By being country’s premier office space location, Makati commands an average rental rate of P980.8 per sq m per month, the highest in Metro Manila. McCullough said there is strong possibility that vacancies in the Metro will grow in the next three years, even with strong preleasing activity due to the entry of some 1.8 million sq m of office spaces, most of which are in Makati CBD, Bonifacio Global City, Alabang, Quezon City and the Bay Area. He noted the coming in of these supplies is expected to ease the rental growth in most submarkets in the coming years
“Looking at it from a global perspective, the Philippines and Asian real estate, in general, have enjoyed a strong run over recent years,” McCullough said. “In the fourth quarter of 2015, Asian markets were able to put US interest rate worries behind them as the US Federal Reserve increased the base rate by 25 basis points, with little immediate fall out.”
The Savills’s World Office Yield Spectrum reported that Manila has the fourth-highest Grade A Market Yield at 8 percent in December 2015, with Hanoi being the highest followed by Ho Chi Minh and Adelaide. The Market Yield is derived by capitalizing current market rents, which includes the rent payable by the tenant and the value of any incentive paid to the tenant, against current capital values for office buildings.
In terms of Grade A Effective Yields, Manila places third globally with an effective yield of 7.5 percent, with Hanoi being the highest, followed by Ho Chi Minh. Effective Yields are derived by capitalizing current market rents, which includes the rent payable by the tenant and excludes the value of any incentive paid to the tenant, against current capital values for office buildings.

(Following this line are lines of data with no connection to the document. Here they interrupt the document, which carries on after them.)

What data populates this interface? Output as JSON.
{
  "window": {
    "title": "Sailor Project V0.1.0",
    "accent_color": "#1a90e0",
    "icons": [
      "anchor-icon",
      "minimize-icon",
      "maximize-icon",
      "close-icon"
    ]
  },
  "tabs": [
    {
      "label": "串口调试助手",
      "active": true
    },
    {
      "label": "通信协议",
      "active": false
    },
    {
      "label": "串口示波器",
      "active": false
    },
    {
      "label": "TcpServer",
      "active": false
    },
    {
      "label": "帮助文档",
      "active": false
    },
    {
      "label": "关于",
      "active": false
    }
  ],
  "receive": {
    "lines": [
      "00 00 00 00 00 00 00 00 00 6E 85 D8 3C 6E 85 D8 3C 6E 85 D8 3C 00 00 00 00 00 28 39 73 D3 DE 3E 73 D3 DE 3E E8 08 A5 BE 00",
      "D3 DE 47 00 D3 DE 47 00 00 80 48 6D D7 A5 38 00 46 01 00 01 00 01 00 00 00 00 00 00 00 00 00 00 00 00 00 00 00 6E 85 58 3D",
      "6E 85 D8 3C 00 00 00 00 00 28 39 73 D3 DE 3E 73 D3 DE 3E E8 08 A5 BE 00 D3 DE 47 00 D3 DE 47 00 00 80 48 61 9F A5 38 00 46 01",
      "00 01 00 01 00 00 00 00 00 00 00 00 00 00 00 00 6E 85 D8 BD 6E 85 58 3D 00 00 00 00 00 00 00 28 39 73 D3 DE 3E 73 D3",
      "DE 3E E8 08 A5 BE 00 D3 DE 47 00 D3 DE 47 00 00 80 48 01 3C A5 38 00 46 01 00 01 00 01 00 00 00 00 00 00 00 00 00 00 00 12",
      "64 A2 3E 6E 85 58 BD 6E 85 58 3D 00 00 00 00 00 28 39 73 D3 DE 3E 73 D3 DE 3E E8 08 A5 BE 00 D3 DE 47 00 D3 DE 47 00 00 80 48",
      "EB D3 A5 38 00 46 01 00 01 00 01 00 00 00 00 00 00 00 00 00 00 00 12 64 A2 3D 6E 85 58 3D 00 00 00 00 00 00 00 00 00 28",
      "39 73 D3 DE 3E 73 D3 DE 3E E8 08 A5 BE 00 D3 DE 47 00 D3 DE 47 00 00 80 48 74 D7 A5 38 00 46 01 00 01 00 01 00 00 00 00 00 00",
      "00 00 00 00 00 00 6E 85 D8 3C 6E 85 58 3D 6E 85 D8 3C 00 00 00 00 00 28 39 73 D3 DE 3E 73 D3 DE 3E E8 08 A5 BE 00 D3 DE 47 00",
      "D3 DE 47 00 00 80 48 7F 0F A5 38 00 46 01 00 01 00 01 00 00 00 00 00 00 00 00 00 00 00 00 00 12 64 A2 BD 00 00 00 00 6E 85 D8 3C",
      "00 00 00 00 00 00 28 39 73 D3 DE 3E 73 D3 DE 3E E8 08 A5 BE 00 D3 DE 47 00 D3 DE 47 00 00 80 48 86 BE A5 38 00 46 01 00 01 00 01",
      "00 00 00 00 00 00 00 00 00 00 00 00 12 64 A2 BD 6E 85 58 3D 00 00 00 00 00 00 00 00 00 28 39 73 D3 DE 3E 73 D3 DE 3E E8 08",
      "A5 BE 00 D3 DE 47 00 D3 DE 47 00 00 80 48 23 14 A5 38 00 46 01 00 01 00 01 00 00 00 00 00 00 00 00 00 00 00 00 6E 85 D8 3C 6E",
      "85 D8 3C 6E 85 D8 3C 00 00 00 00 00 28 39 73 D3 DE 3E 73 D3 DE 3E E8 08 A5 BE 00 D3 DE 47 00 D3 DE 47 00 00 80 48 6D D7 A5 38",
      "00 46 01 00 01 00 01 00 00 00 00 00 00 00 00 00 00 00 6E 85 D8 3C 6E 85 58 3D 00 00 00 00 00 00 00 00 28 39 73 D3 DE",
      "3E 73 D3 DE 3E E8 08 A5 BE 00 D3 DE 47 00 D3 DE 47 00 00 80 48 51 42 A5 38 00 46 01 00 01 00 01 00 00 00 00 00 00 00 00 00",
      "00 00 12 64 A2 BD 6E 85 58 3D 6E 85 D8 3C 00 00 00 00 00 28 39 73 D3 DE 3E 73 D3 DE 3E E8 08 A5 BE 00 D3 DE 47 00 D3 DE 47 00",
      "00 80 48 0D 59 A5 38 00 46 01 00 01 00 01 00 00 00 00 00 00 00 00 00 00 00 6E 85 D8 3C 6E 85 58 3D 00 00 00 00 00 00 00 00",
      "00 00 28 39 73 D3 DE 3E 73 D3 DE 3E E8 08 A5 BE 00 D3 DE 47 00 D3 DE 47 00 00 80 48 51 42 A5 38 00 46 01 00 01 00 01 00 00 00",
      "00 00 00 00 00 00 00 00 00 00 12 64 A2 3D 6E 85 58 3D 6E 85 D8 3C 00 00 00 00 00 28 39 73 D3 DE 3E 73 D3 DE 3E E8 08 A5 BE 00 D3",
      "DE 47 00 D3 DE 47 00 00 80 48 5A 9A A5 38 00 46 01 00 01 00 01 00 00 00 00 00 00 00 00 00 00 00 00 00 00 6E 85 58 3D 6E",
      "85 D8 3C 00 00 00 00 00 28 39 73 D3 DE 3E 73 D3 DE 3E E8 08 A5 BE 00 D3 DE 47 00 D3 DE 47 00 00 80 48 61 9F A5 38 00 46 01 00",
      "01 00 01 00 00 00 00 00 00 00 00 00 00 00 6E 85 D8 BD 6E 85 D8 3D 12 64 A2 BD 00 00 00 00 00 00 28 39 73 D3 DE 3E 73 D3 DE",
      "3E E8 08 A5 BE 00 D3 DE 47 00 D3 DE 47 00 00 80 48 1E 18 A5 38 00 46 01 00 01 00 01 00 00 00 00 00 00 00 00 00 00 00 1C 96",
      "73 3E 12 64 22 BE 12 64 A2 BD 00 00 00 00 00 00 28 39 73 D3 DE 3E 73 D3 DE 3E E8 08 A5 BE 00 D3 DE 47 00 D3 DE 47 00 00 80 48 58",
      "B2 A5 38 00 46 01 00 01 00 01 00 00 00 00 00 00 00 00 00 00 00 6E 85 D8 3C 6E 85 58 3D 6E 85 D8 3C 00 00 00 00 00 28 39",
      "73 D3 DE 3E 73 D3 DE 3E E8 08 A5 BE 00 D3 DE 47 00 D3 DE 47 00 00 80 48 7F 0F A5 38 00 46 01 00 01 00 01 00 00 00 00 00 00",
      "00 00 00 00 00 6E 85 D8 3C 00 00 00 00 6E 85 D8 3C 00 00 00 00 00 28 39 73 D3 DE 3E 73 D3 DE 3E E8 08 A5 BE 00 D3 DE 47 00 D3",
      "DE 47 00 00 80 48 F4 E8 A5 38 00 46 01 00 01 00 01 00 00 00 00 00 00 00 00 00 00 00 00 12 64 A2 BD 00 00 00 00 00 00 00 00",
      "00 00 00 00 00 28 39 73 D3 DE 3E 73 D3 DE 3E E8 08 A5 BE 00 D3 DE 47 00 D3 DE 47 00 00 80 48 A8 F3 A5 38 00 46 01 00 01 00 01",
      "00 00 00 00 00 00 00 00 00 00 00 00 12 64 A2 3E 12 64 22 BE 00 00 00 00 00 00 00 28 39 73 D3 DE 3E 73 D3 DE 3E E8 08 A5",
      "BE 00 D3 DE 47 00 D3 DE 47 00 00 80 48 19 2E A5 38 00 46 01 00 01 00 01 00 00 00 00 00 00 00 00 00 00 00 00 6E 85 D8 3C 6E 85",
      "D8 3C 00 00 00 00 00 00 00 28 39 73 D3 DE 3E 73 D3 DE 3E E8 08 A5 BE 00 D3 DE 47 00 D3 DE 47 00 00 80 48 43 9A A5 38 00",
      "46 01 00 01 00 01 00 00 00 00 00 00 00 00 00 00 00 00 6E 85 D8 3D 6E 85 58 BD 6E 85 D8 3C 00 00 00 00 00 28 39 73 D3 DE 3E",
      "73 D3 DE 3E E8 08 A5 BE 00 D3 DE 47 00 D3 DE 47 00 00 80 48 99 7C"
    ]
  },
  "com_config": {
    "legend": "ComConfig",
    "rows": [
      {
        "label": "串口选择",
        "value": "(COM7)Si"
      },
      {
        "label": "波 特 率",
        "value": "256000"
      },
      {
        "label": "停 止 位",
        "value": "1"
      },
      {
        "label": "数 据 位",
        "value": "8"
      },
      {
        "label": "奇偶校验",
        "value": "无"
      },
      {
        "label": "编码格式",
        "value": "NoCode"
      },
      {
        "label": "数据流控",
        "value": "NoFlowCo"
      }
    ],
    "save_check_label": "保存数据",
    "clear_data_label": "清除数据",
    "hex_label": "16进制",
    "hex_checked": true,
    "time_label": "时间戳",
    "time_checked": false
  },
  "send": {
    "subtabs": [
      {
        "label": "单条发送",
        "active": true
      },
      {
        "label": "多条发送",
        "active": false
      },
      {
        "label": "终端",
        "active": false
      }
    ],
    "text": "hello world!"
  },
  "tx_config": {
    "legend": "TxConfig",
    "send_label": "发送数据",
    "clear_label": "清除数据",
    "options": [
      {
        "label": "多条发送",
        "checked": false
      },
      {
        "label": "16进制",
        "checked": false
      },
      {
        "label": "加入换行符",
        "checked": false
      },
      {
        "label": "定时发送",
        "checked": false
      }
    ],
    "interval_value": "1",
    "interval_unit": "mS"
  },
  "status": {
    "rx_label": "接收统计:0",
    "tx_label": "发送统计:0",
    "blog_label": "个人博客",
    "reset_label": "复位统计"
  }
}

“Globally, much of what happens in 2016 will be dependent on the course the US Federal Reserve takes with regards to interest rates. The movement of US interest rates will determine how currencies behave, how trade flows and how capital moves around the world,” McCullough said. “Risk premiums of between 2 percent and 3 percent in most office investment markets around the world continue to look like fair value, so we anticipate ongoing and strong international demand in office property in 2016.”